Радости и опасности наших внутренних формальных ожиданий никуда не собираются деваться, как бы мы их не подавляли. Как следствие, перефразируя Адама Филлипса, "язык удовольствия и язык правосудия неразрывно связаны между собой". 

В любом случае, вопросы о том, кто решает, от чего мы можем или не можем получать удовольствие, и как мы можем это делать, неизбежно роднят арт-критику с политической сферой деятельности, где ведется битва между нашими провозглашенными стандартами, нашими культурными ожиданиями, и нашими обычными личными желаниями – и эта битва должна вестись, потому как, хотя и не существует убедительных доказательств, что характер человека изменился за последнее тысячелетие, имеется достаточно доказательств значительных изменений того, как мы видим, и того, на что мы смотрим. И все эти изменения – как мы видим и как мы смотрим – имеют для человека поведенческие последствия, которые могут рассматриваться только в качестве освобождения (искупления). Более того, дальнейшие свидетельства предполагают, что эти изменения исходят в меньшей мере от влияния художников и институций, чем от работы, и могут быть применены ненадлежаще – в зависимости от новых условий удовольствия и справедливости, которые возникают в связи с сознательным случайным восприятием и интерпретацией работы, основывающейся на упорядоченной визуальной информации.

В своем труде "Страх влияния" (The Anxiety of Influence, Harold Bloom) Харольд Блум утверждает, что художественная практика изменяется потому, что молодое поколение художников должно умышленно искажать работу своих учителей. Я бы предложил поступать так же – ведь мы всегда ищем то, чего мы хотим. Если мы находим это в изображении, оно там есть, хотя бы для аргументации. Караваджо был нанят, чтобы чествовать и придать достоверности проблематике жития святых. Чтобы это сделать, он присел на новый прием, изображая обычных людей натуралистично, как будто они были героями его воображаемого повествования. Однако историческое значение (последствие) такого приема Караваджо не имело ничего общего с жизнью святых и всем тем, как мы воспринимаем облик обычного человека. Караваджо и его учителя хотели бы делать иначе, но они были в меньшинстве. Вот и все.

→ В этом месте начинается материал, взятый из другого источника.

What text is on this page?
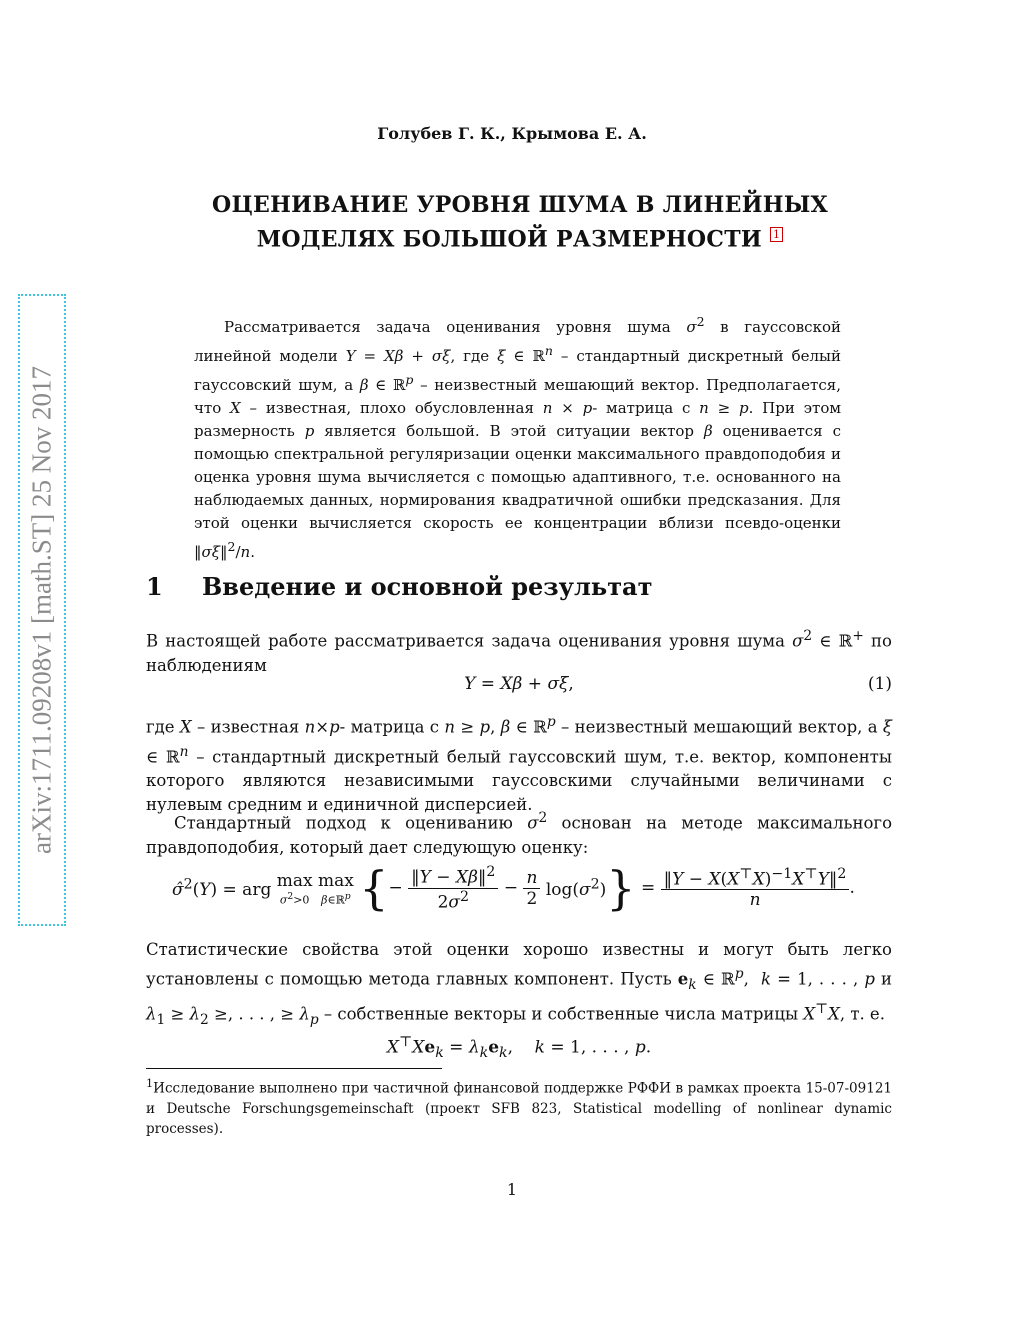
arXiv:1711.09208v1 [math.ST] 25 Nov 2017
Голубев Г. К., Крымова Е. А.
ОЦЕНИВАНИЕ УРОВНЯ ШУМА В ЛИНЕЙНЫХ
МОДЕЛЯХ БОЛЬШОЙ РАЗМЕРНОСТИ $^1$

Рассматривается задача оценивания уровня шума $\sigma^2$ в гауссовской линейной модели Y = Xβ + σξ, где ξ ∈ ℝ$^n$ – стандартный дискретный белый гауссовский шум, а β ∈ ℝ$^p$ – неизвестный мешающий вектор. Предполагается, что X – известная, плохо обусловленная n × p- матрица с n ≥ p. При этом размерность p является большой. В этой ситуации вектор β оценивается с помощью спектральной регуляризации оценки максимального правдоподобия и оценка уровня шума вычисляется с помощью адаптивного, т.е. основанного на наблюдаемых данных, нормирования квадратичной ошибки предсказания. Для этой оценки вычисляется скорость ее концентрации вблизи псевдо-оценки ‖σξ‖$^2$/n.

1 Введение и основной результат

В настоящей работе рассматривается задача оценивания уровня шума $\sigma^2$ ∈ ℝ+ по наблюдениям

Y = Xβ + σξ,	(1)

где X – известная n×p- матрица с n ≥ p, β ∈ ℝ$^p$ – неизвестный мешающий вектор, а ξ ∈ ℝ$^n$ – стандартный дискретный белый гауссовский шум, т.е. вектор, компоненты которого являются независимыми гауссовскими случайными величинами с нулевым средним и единичной дисперсией.

Стандартный подход к оцениванию $\sigma^2$ основан на методе максимального правдоподобия, который дает следующую оценку:

σ̂$^2$(Y) = arg max
$\sigma^2>0$

max
β∈ℝ$^p$ {− $\frac{‖Y - X\beta‖^2}{2\sigma^2} - \frac{n}{2} \log(\sigma^2)\} = \frac{‖Y - X(X^⊤X)^{-1}X^⊤Y‖^2}{n}$ .

Статистические свойства этой оценки хорошо известны и могут быть легко установлены с помощью метода главных компонент. Пусть $e_k$ ∈ ℝ$^p$,  k = 1, . . . , p и $\lambda_1 \ge \lambda_2$ ≥, . . . , ≥ $\lambda_p$ – собственные векторы и собственные числа матрицы X⊤X, т. е.

$X^⊤Xe_k = \lambda_ke_k$,    k = 1, . . . , p.
$^1$Исследование выполнено при частичной финансовой поддержке РФФИ в рамках проекта 15-07-09121 и Deutsche Forschungsgemeinschaft (проект SFB 823, Statistical modelling of nonlinear dynamic processes).
1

Полиция менталитетов всегда будет стремиться навязывать правильные показания, чтобы согласовать намерения с результатами, накинув пару мнимых причин с предполагаемыми эффектами в придачу, но у нас всегда есть выбор. В плохо регулируемом, космополитическом обществе, как наше, дискурс окружающих нас предметов культуры является одновременно условным и контрэнтропийным. Распространяясь, он не укрепляется в догму и не распадается в хаос. Он порождает новые образы и создает новые образы из старых, с новыми приверженцами вокруг них. Это дискурс эмпирических последствий, а не расформированных причин. Таким образом, сами масштабы социального опыта и организационная энергия, вырабатываемая уже одним полотном Веронезе, настолько замещает и берет верх над усилием и намерением, которые были положены в его создание, что сама природа тускнеет и ангелы плачут. Как критик здесь я генерирую крошечные всплески этой новой организационной энергии в надежде произведения еще большего ее количества. Это маленький вклад, но зато мой собственный.